Signs of infection depend on the degree of infestation. Light infestations produce little effect; heavy infestation may cause diarrhea and emaciation. The stomach worm produces ulceration of the stomach wall. Rabbits kept on the ground are more apt to be exposed to parasites than those kept on wire. Control can be accomplished by proper sanitation.

4. Pinworm

The pinworm, Passalurus ambiguus, is a common parasite of rabbits. These worms are glistening, white, and 1/2 inch long. They are often seen on the surface of freshly passed feces or through the wall of the cecum when animals are slaughtered. Ordinarily, pinworms do little harm. As the mature worms become inactive, they are passed out of the cecum as fecal pellets are formed. These parasites are spread from animal to animal by ingesting feed and water contaminated by the droppings of infected animals. Management methods used to control coccidiosis are effective against pinworms. When treatment is necessary, piperazine citrate is effective when administered at 100 mg/100 ml drinking water for one day.
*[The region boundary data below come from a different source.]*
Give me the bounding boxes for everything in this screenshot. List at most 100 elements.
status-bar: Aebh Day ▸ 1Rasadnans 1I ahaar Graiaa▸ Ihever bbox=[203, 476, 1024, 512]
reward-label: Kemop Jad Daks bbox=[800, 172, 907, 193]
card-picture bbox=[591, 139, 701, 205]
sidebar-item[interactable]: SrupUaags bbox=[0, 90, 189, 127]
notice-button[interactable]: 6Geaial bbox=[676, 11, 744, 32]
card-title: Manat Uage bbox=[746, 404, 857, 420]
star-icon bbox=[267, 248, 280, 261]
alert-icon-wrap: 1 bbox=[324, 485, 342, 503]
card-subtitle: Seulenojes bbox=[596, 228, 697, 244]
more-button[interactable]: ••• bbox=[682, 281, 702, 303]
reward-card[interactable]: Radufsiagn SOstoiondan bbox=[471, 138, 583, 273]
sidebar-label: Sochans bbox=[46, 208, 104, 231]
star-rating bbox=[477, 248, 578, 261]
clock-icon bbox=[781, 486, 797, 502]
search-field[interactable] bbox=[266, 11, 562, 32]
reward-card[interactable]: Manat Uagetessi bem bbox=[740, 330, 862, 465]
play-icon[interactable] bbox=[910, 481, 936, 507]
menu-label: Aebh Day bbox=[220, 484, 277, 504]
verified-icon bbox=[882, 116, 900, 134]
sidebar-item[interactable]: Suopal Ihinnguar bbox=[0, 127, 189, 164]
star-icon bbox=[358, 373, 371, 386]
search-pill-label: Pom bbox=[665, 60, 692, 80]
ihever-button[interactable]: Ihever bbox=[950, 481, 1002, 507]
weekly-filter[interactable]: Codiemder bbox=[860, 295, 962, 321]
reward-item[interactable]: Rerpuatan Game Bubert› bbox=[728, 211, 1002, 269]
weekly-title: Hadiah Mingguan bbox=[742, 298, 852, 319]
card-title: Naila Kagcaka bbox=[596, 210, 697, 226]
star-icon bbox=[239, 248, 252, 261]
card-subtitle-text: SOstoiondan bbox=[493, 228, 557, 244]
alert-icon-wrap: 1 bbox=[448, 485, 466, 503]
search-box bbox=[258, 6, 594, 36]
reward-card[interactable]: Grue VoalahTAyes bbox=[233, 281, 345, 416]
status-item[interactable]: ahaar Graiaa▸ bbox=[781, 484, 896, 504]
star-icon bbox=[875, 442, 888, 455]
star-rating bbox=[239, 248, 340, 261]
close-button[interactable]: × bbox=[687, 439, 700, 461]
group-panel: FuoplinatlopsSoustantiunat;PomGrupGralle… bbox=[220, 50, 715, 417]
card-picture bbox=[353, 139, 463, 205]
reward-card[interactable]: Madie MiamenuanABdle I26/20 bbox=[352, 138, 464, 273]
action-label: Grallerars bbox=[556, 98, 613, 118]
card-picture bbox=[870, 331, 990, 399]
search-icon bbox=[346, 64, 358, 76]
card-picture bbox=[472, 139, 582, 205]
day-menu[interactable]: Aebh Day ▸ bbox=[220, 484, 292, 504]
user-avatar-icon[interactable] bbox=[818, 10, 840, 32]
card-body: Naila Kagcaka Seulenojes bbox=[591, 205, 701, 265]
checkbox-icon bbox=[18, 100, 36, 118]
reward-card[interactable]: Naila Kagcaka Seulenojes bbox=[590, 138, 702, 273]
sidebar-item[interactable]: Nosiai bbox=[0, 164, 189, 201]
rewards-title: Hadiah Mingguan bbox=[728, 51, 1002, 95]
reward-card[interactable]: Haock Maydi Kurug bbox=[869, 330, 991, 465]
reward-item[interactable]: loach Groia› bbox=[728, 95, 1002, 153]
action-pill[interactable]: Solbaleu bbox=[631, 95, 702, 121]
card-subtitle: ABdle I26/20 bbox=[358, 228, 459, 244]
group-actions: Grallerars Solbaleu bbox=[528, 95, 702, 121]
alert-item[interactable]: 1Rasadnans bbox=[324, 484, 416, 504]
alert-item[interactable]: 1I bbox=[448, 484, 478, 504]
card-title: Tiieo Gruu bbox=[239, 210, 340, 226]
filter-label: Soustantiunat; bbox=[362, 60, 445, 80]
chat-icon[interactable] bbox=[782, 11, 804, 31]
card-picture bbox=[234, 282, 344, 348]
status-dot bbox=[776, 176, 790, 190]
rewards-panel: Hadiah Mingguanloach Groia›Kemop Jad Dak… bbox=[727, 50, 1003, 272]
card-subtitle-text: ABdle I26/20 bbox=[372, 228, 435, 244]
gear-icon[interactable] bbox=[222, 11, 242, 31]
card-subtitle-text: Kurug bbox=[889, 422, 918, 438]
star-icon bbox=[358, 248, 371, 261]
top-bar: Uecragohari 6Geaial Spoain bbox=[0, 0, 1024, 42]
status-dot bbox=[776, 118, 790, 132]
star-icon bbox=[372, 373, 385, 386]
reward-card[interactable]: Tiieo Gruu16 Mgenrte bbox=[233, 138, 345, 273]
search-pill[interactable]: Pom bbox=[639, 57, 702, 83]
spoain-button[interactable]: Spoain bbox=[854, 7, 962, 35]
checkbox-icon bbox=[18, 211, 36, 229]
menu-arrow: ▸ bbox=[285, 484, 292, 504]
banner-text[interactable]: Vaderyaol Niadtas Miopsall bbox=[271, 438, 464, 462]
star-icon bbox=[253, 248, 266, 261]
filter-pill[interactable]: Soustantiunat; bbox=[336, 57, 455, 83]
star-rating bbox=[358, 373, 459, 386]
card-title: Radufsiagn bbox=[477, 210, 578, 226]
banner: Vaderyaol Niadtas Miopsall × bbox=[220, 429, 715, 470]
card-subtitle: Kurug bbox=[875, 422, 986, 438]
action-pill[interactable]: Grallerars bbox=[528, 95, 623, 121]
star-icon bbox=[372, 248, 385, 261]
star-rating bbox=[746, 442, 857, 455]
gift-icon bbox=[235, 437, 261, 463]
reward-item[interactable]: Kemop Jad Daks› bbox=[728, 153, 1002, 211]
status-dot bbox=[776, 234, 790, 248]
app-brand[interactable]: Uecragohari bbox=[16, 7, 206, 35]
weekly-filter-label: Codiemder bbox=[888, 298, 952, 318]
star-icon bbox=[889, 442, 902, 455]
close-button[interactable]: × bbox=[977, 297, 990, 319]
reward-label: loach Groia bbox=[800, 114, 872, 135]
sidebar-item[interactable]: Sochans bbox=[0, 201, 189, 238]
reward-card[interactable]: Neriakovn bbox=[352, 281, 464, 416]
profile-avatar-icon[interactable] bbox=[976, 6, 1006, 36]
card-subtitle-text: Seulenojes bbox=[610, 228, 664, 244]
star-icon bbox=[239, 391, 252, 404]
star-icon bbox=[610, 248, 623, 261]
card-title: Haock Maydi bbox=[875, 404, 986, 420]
Also, phenothiazine may be mixed in the feed at a 2% strength.

5. Tapeworm

Tapeworms occur in rabbits as adults in the intestine and as larval forms in the liver and abdominal cavity. The adult forms are very rare in hutch-raised rabbits (they are fairly common in tropical zones where rabbits are raised on dirt floors) but larval forms are more common.

The rabbit tapeworm, Cittotaenia ctenoides, is flat, ribbon shaped, and made up of numerous segments. It has a head with 4 suckers with which the worm attaches to the lining of the intestine. Rabbits harboring a few tape worms show no signs of disease. When many tapeworms are present, diarrhea and emaciation occur. Control is readily accomplished by good sanitation.

The most common larval forms of tapeworm are those of Taenia pisiformis. They are fond in the abdominal cavity and in the liver. Rabbits acquire these tapeworms infections by eating contaminated feed and drinking contaminated water containing tapeworm segments and eggs from the feces of dogs. The young larvae are then released from the eggs, penetrate the digestive tract, and migrate to the liver. They migrate within the liver, leaving white streaks behind, then leave the liver and enter the abdominal cavity. They then form small fluid-filled cysts (cysicerci), which may be attached to the membranes holding the intestinal tract or may exist free in the abdominal cavity. Each cyst contains an embryonic tapeworm, which, when eaten by a dog, will develop into a mature tapeworm. Dogs should not be allowed near rabbits nor allowed to eat any part of a raw rabbit carcass. Treatment for larval stages in the rabbit is not practical so control must be accomplished by management.